Eine Untersuchung ergibt, dass die größte Schwierigkeit für die Freizeitgestaltung der Wanderarbeiter mit Geld zu tun hat. In der Tat geben die Wanderarbeiter ganz wenig für ihre Freizeitgestaltung aus. 54% der Befragten geben monatlich weniger als 50 Yuan aus, 4% der Befragten nur 50 bis 100 Yuan und 28% der Befragten gar nichts. Wie viele andere Wanderarbeiter gehen Hu Bing und Yan Chenghai oft Billard spielen. Das ist eine der Lieblingsvergnügungen der Wanderarbeiter. Zwar ist diese Vergnügungseinrichtung sehr bescheiden, aber die Wanderarbeiter nehmen sich das nicht zu Herzen, weil ein Spiel nur ein Yuan kostet. Sie sind sehr froh darüber, dass sie Billard spielen können.

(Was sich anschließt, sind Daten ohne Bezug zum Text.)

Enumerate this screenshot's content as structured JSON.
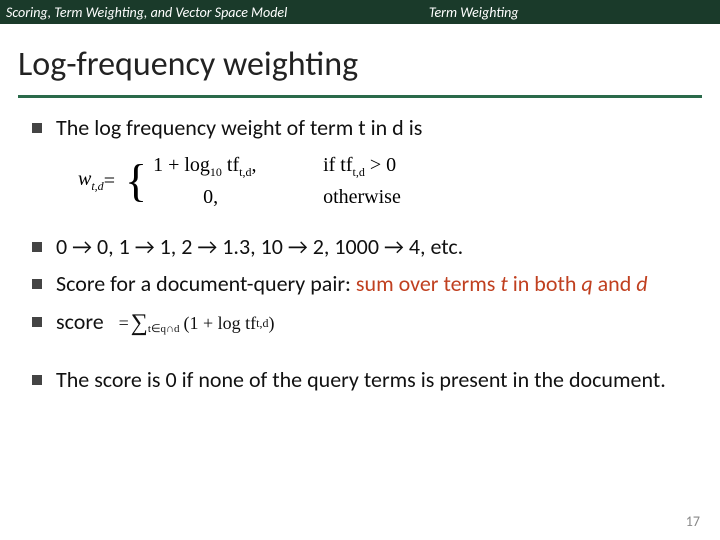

Für die Wanderarbeiter, die immer sehr sparsam sind, wäre es besser, gar nichts für die Freizeitgestaltung ausgeben zu müssen. Hu Bing sagt: „Ich kenne einige ältere Landsleute, die jeden Pfennig, den sie verdient haben, in die Heimat überweisen wollen. Nach Feierabend bummeln sie zu zweit oder zu dritt in der Nähe der Baubaracken, in denen sie wohnen, herum, sehen zusammen fern oder spielen Karten, wofür man kein Geld auszugeben braucht.“

In diesem Jahr wurden die Eintrittsgebühren eines Teils der Parks der Stadt Beijing abgeschafft, was eine gute Nachricht für Wanderarbeiter ist. Yan Chenghai sagt: „Ich besuche einen Park nicht deshalb, weil ich dort die Bäume und Gewässer sehen möchte. Das wissen wir nicht zu schätzen. Ich besuche Parks hauptsächlich deshalb gern, weil ich mir von klein auf gerne Operngesang anhöre. In den Parks lassen sich häufig einige Rentner finden, die eine Oper singen. Meiner Meinung nach singen sie nicht im geringsten schlechter als die Sängerinnen und Sänger im Fernsehen.“

In den belebten Vierteln der Stadt machen die Wanderarbeiter kaum einen Bummel. An den ersten Tagen, nachdem Yan Chenghai in die Stadt gekommen ist, führte Hu Bing ihn zu den belebten Vierteln Beijings, darunter die Fußgängerzone Wangfujing, die belebteste Geschäftsstraße der Stadt. Zwar war Yan Chenghai sehr neugierig darauf, was er vorher nie gesehen hatte, aber vor den hohen Preisen scheute er, der nur geringe Einkünfte hatte, zurück. Gegenüber den elegant gekleideten Leuten fühlte er sich klein. Damals sagte er, dass er Wangfujing noch einmal natürlich und ungezwungen besuchen werde, wenn er reich geworden ist.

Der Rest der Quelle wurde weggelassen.